Anche l’esposizione di sé e il narcisismo hanno una loro bellezza se riescono a proiettarsi ed andare oltre, se cercano anche disperatamente l’altro e l’oltre.


Mi viene in mente la tormentata e tenera bellezza di Marilyn Monroe su quel lenzuolo bianco davanti all’obiettivo e allo sguardo di Douglas Kirkland e credo che nell’interazione tra quelle due persone, nella seduzione e nel gioco la creatura bella e fragile abbia dato qualcosa di sé e l’uomo dietro l’obiettivo abbia cercato di dare spazio e visibilità ad un corpo ma non solo. Per contrasto l’immagine di una top model o soubrette col telefonino davanti allo specchio del proprio bagno, per quanto ben fatta, mi sembra possa solo apparire grigia e senza vita, senza respiro e seduzione perché manca l’occhio dietro l’obiettivo.
 In realtà quell’occhio c’è; è quello dei followers ovviamente, ma è “postumo” e questa distanza temporale fa sì che la forma di fronte allo specchio sia tristemente sola e il suo sguardo non possa cercare e desiderare, offrendo un immagine non seducente ma sedicente.
La vita dell’attimo, quella che passa negli sguardi, si spegne nel solipsismo di uno schermo freddo e nero verso cui guarda vitreo colui che scatta il selfie ed in cui si riflette in un attimo di solitudine collocato in un diverso tempo e in un altro spazio colui che guarda. Il vero inganno non è photoshop ma la distanza reale e temporale fra i due attimi e la profonda solitudine del mancato incontro.

Anche le parole a volte, come belle immagini, sono solo apparenza. Sarebbe troppo facile fare l’esempio della parola “amore” che può voler dire tutto e niente, preferisco prenderne una che uso spesso e spesso ho sentito: figlia. E’ mai possibile che questo vocabolo possa non corrispondere ad un sentire, ad un pensare e ad un agire di cura, affetto, responsabilità, speranza, preoccupazione, attenzione? Certo che è possibile, basta leggere le cronache e basta pensare al nostro vissuto.

L’apparenza è prepotente e si impossessa a volte anche della bellezza, solo negli infiniti attimi di vita vera e di quotidiano, solo nei fatti si trova la verità, oltre l’immagine e oltre le parole.
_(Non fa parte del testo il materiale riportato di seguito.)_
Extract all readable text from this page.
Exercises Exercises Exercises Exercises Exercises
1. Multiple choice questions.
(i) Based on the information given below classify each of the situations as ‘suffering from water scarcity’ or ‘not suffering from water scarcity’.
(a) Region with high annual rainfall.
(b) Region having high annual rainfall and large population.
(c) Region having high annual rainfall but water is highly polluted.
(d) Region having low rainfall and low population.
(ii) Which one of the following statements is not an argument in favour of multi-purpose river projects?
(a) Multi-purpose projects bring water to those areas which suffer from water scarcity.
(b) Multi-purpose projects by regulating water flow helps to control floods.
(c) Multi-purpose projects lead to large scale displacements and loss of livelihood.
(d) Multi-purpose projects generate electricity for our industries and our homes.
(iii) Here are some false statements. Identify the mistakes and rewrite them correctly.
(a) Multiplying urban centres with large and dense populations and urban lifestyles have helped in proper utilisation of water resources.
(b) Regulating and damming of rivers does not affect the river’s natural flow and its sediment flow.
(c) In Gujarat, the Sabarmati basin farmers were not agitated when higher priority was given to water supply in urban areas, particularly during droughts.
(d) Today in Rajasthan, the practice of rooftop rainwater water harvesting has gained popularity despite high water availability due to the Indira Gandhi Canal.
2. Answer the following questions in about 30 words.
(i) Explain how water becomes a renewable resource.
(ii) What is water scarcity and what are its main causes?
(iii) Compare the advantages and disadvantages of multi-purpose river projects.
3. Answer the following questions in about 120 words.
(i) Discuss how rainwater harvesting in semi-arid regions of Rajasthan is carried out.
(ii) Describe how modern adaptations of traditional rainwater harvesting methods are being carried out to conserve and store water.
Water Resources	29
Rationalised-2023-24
Sfuggire all’inganno dell’apparenza non è sempre facile e riconoscere di vivere nell’inganno è certamente molto doloroso. Quando ti guardi intorno e vedi pareti, finestre e complementi d’arredo ma sai di non avere una casa, quando ti scatti un selfie e vedi uno sguardo fermo e prigioniero di un corpo, quando guardi quel copro allo specchio cercando la verità dell’anima, allora avvicinati alla finestra e guarda fuori. Esci in strada e cammina e continua a cercare un segno, una risposta, bellezza e verità, attimi di vita e occhi da interrogare.


domenica 15 aprile 2018

Bellezza


Ieri Firenze era la Primavera. Era davvero la Flora del Botticelli. Certi giorni ogni cosa risplende e risuona di un’essenza più alta e più profonda. Ripensando a cosa abbia contribuito a fare di questa giornata un regalo, cosa l’abbia resa “bella” comincio col dire: un bel sole e un inquieto venticello, aggiungo che non solo non ho preso l’auto, che per me vale mille punti, ma ho potuto passeggiare e andare in bicicletta, due cose che mi rendono felice. Passeggiare per Firenze è un’esperienza di bellezza che non necessita tante spiegazioni. Aggiungo che ho visitato un nuovo museo con una bella collezione privata e un quadro in particolare mi ha commosso. Da ultimo ma più importante: l’affetto, l’amicizia, l’attenzione e la partecipazione; in altre parole l’umanità che hanno riempito e riscaldato questa piccola e personale Primavera.

Foto di Vincenzo Palmieri
Si fa presto a dire bello, a parlare di bellezza. Ma non è sempre chiaro che cosa essa sia. Se sia una categoria di pensiero, un valore oggettivo o un’esperienza interiore. Facciamo ricorso quindi a paradigmi di bellezza acclarati e proviamo a capire meglio: Firenze e i suoi monumenti, un tramonto sul mare, Brigitte Bardot e, per non essere sessista, Paul Newman (potrei dire Sharon Stone e George Clooney magari se volessi essere più moderna). Certo gli esempi di bellezza sono molto più variegati ma volendo fare solo, al solito, qualche riflessione solitaria e non un trattato, opero una scelta.




Mi prendo la libertà di un’ulteriore scelta che restringe un po’ il campo e cioè decido di non considerare ciò che è piacevole, gradevole. Ciò che suscita piacevolezza ma non vera emozione. Ieri sera ho mangiato dell’ottimo baccalà e uno squisito cheese cake, due delle mie pietanze preferite e le ho godute moltissimo, tuttavia non parlerei di esperienza di bellezza.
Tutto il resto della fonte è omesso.